Good day! Learning to write in python. Please help. The fact is that there is one csv file there are stored texts and there are words more precisely 5 words you need to check for the presence of one of these 5 words in the texts of this file.

For example: in csv such texts: Good afternoon! My name is John! Hello! My name is Emma! My name is Emily!

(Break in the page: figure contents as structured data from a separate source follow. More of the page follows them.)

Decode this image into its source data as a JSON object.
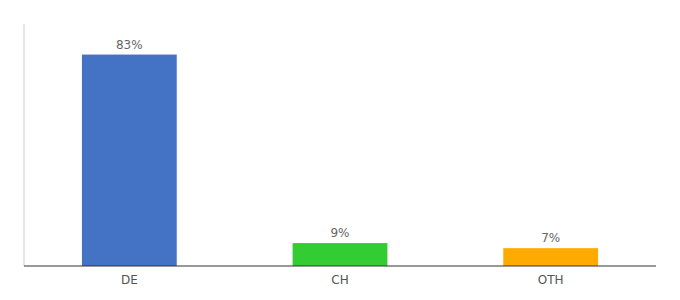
{
  "chart_data": {
    "type": "bar",
    "categories": [
      "DE",
      "CH",
      "OTH"
    ],
    "values": [
      83,
      9,
      7
    ],
    "value_labels": [
      "83%",
      "9%",
      "7%"
    ],
    "colors": [
      "#4472c4",
      "#33cc33",
      "#ffaa00"
    ],
    "ylim": [
      0,
      95
    ],
    "data_labels": true,
    "tick_labels": "x"
  }
}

Words: Good afternoon, Hello, Good evening.

my code is:

#! /usr/bin/env python # -*- coding: utf-8 -*- import csv import unicodecsv as csv import sys reload(sys) sys.setdefaultencoding('utf-8') result_read = ['Добрый день' ,'Здравствуйте','Доброе утро','Уважаемый','Уважаемая'] if __name__ == '__main__': print 'Starting...' with open('data.csv', 'r') as f: data = f.read().splitlines() # i = raw_input('Enter response: ') # data = [i] result = [] for lines in data: #sentences = filter(lambda x: len(x) > 0, entry.split('.')) if result_read in lines: #and len(sentences) > 5 and all([len(x.split()) > 4 for x in sentences]): result.append((lines, 'соответствует')) else: result.append((lines, 'не соответствует')) with open('result.csv', 'w') as f: for r in result: f.write(u'{}, {}\n'.format(r[0], r[1])) print 'Finished!' 
  • one
    "Good day" is not one word as a rule¶ Do you want to grep -Ff phrases input.csv command? What does it mean that this is a csv file, and not any other text file? - jfs
  • one
    So what's the problem then? Is the code not working? It works, but not as you want? Gives an error message? - Enikeyschik
  • Good day! The code does not work correctly, that is, if it sees at least one match it writes there, and then all the others do not match even if the greeting words are present - Alikhan Orynbassaruly

1 answer 1

To find the lines that contain at least one of the specified phrases, you can use regex (not tested):

 #!/usr/bin/env python3 import fileinput import regex # $ pip install regex phrases = ['Добрый день' ,'Здравствуйте','Доброе утро','Уважаемый','Уважаемая'] found = re.compile(r'\L<phrases>', phrases=phrases).search for line in fileinput.input(): if found(line): print(line, end='') 

Example:

 $ ./find-phrases input.csv 

This is the [slow] analog: grep -Ff phrases input.csv commands.